PARTIE 2: LA PEUR DE LA REPETITION
Comme l’a expliqué mon précédent article « Art-thérapie et crise sanitaire: Valeur de l’expression art-thérapeutique », l’utilisation de différents moyens a permis de révéler les effets immédiats de cette situation inattendue. Il s’agit aujourd’hui de développer l’étude des effets secondaires, ceux que nous vivons à l’heure actuelle. La peur de la répétition y occupe une place centrale.
En stoppant leur mode de vie, la crise sanitaire a contraint les corps de manière inattendue et brutale. L’enfermement physique s’est doublé d’une rumination mentale largement entretenue par les médias, internet et les réseaux sociaux. La répétition en boucle, la multiplication des images et des discours ne nourrissent jamais une réflexion positive puisqu’elles s’opposent, par principe, à la séparabilité des affects engendrés. En effet, comme il a été souvent constaté en séance d’art-thérapie, face aux écrans et à l’afflux continuel d’informations, le corps bloqué colle à l’immédiateté de ce qu’il reçoit et perçoit. La vision des images liées à la maladie, à la mort et à l’état d’urgence déclenche inquiétude, peur, stress et angoisses diverses selon les individus. Associés à ces images, les mots et attitudes démultiplient ces affects tandis que la diversité des discours rend les analyses porteuses de sens inaudibles. Dans le même temps, les indécisions politiques et les contradictions scientifiques nourrissent le sentiment d’incompréhension et de désordre alors que tout mouvement est stoppé.
On retrouve ainsi les ressentis majeurs liés aux situations traumatiques tels que tous les corps les expriment dans leurs productions art-thérapeutiques. Premièrement, irruption inattendue d’un événement qui marque une rupture plus ou moins violente dans la sérénité du quotidien. Deuxièmement, incompréhension face à cette situation. A ce stade, le besoin de comprendre est fondamental car c’est lui qui permet de rétablir l’équilibre perdu. L’établissement d’un sens clairement défini est alors nécessaire. Grâce à lui, corps et cerveau se reconnectent rétablissant confiance et sécurité. De même, la présence d’un entourage serein et bienveillant y contribue. Il va sans dire que de nombreuses personnes ont malheureusement connu l’inverse: maintien de la confusion doublé d’un isolement social. Ainsi, si le corps ne retrouve pas rapidement confiance et sentiment de sécurité, il reste en état de vigilance par peur de la répétition.

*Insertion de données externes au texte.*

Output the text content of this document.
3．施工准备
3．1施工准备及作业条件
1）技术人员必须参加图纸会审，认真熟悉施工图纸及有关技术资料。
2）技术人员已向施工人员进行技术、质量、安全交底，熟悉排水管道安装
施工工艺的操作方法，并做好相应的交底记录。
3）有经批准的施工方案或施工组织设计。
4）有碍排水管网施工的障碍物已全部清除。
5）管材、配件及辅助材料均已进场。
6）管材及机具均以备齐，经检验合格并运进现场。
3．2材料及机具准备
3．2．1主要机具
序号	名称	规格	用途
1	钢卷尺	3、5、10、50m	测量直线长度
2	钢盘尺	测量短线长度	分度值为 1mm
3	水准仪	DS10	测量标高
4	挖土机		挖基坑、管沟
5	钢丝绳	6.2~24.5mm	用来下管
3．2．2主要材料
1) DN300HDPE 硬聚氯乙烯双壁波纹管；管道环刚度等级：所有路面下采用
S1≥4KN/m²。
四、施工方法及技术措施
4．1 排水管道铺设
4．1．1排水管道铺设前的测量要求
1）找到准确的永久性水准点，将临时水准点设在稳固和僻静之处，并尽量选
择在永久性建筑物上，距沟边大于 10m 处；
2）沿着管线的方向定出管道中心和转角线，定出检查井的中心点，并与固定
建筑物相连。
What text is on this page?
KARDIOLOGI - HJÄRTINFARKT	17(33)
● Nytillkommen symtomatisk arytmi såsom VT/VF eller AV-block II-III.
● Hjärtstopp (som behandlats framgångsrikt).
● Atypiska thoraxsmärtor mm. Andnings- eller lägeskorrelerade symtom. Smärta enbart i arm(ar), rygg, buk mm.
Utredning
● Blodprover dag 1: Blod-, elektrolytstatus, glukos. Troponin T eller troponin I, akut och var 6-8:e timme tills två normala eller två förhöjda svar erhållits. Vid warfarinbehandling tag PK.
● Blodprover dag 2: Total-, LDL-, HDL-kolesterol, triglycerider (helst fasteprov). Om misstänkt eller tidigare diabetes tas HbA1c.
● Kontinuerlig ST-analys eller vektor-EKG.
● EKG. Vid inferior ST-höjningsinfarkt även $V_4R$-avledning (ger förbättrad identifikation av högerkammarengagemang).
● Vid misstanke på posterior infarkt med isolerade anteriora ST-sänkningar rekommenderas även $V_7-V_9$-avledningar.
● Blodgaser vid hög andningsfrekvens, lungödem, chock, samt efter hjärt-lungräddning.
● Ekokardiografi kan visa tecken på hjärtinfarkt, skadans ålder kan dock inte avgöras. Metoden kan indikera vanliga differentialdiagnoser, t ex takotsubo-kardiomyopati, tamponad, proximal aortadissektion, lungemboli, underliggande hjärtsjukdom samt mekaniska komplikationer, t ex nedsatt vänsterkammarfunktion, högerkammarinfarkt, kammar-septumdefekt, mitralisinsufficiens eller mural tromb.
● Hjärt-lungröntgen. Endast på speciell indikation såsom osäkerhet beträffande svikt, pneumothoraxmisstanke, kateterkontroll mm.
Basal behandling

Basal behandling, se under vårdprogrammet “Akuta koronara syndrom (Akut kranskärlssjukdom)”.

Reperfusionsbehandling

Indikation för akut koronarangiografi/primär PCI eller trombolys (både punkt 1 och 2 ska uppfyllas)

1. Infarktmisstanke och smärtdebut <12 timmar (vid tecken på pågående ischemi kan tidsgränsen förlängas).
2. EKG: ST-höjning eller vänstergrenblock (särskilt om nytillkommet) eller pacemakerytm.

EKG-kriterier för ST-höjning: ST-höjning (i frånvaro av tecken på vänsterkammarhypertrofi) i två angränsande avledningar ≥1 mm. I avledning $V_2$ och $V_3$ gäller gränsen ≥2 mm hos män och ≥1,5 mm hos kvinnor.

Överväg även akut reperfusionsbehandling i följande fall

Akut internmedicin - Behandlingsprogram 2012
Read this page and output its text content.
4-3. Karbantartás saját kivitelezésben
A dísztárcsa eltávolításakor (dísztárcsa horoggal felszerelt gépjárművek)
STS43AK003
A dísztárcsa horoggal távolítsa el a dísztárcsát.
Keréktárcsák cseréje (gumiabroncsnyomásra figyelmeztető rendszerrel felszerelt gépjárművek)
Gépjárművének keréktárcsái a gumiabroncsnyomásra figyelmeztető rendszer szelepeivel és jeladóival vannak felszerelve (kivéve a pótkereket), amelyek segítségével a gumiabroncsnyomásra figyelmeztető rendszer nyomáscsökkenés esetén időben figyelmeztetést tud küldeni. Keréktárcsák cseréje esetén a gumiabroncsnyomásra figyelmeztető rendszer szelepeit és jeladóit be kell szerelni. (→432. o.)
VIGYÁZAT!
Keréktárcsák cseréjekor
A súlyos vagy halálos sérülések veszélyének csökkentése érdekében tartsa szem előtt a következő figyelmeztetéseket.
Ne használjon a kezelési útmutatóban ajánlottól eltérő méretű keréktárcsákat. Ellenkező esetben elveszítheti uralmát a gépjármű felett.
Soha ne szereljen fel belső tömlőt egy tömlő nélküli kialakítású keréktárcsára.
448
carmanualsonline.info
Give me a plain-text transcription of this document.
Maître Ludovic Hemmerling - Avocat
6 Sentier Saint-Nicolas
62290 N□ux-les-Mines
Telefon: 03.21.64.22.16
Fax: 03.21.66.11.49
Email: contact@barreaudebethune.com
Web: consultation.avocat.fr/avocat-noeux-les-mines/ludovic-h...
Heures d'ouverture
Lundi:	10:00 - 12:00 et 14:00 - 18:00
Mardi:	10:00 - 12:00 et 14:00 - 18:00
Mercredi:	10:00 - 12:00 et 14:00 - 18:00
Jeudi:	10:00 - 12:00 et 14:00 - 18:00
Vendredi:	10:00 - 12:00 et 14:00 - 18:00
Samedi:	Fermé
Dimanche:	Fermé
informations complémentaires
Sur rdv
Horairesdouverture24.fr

A l’heure actuelle, depuis de nombreuses semaines, cette peur de la répétition est entretenue quotidiennement. Elle entraîne une inquiétude face à l’avenir ainsi qu’une peur de l’amplification du désordre. Elle provoque ainsi deux mouvements inverses. D’une part l’échappatoire par le déni avec, parfois, un lâcher-prise festif et insouciant. D’autre part, le souhait d’un ordre strictement imposé. De manière totalement inversée, ces deux attitudes sont chacune une manière de résoudre le désordre provoqué et de dépasser le traumatisme. Mais l’incompréhension entre ces deux pôles est source de conflits. Elle entraîne même des réactions violentes qui prouvent la présence des affects à leur origine. Pour les uns, c’est la valeur de la liberté contre l’enfermement et le contrôle du mouvement. Pour les autres, c’est la valeur de la maîtrise contre le désordre et la peur. Un problème éminemment politique présent à l’échelle de nombreuses sociétés contemporaines. Or, n’est-ce pas au politique de gérer les relations d’une cité en ayant conscience des effets induits par les événements afin de mieux les réguler? Mais les politiques en ont-ils une conscience juste? Ils se réfèrent aux connaissances scientifiques mais ces dernières ne montrent-elles pas leurs limites au-delà des corporatismes, conflits d’intérêts ou enfermements théoriques?
L’art-thérapie est une pratique qui s’établit sur des faits, des données obtenues à partir de relations réelles et non virtuelles. En démultipliant la résonance des affects à l’échelle des corps individuels et sociaux, la crise sanitaire a révélé les défaillances de nos sociétés. Elle pose la question de l’utilisation des connaissances. Elle en a amplifié les paradoxes et les limites. Elle demande aujourd’hui des réponses différentes, raisonnables et circonstanciées telles que certains spécialistes, médecins, chercheurs ou scientifiques le soulignent. Souhaitant contribuer à une évolution différente et positive, l’art-thérapie intègre la notion d’information qualitative transmise et ressentie à l’échelle des corps individuels comme sociaux. Ceci afin de contribuer à un avenir différent et serein car détaché des peurs accumulées. Ce sera donc le sujet de mon prochain article intitulé: « Art-thérapie et crise sanitaire: Incidence des Mémoires affects sur notre présent ».